Hukum syara' mewajibkan menjawab salam jika orang yang memulai menyampaikan salam adalah seorang muslim berakal yang mukalaf dan hanya seorang diri. Atau wajib kifayah menjawab jika salam itu disampaikan kepada sekelompok jama'ah yang mukalaf.

Setiap salam yang disampaikan oleh orang lain hendaklah dibalas salam itu dengan yang lebih baik. Apabila diucapkan, "Assalamu'alaikum!", maka jawaban yang lebih baik yaitu, "Wa'alaikumusalam warahmatullah."

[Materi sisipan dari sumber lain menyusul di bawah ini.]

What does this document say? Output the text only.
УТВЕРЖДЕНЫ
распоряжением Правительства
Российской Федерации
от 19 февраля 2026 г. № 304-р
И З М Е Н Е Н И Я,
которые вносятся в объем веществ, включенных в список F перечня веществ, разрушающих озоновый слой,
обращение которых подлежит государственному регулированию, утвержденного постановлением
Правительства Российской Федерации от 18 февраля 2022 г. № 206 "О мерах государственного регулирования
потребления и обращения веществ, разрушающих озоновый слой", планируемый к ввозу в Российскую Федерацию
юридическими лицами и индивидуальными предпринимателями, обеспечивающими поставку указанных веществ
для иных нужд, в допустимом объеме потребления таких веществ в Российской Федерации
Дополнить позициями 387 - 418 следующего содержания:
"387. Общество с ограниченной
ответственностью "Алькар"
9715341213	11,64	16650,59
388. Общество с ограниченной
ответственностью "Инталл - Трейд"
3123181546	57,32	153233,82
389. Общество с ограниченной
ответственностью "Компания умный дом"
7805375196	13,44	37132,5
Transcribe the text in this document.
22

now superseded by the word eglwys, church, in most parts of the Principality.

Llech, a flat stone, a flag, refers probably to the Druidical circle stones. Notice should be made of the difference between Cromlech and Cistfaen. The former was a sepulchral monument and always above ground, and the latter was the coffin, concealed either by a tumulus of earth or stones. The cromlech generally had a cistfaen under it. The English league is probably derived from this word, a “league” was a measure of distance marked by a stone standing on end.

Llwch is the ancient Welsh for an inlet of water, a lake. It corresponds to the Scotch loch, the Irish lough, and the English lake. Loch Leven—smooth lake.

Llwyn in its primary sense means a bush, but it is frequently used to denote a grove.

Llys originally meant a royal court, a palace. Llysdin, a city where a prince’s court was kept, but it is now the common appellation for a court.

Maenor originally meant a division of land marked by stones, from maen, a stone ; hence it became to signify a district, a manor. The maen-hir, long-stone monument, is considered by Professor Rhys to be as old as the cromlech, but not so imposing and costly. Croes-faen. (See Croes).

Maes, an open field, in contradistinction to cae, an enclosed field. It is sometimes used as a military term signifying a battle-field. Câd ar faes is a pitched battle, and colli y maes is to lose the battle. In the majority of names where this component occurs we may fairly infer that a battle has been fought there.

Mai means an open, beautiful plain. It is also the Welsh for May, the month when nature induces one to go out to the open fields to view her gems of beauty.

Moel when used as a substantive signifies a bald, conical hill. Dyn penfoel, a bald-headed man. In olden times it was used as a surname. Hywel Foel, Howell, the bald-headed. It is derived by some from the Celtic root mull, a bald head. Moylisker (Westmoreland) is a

Kemudian jika diucapkan, "Assalamu'alaikum warahmatullah.", maka jawaban yang lebih baik adalah, "Wa'alaikumusalam warahmatullahi wabarakaatuh." Atau setidaknya jawaban itu sama dengan salam yang disampaikan.

Demikianlah siapapun yang mengucapkan, jawablah atau balaslah dengan yang lebih baik. Dengan catatan, orang tersebut adalah muslim.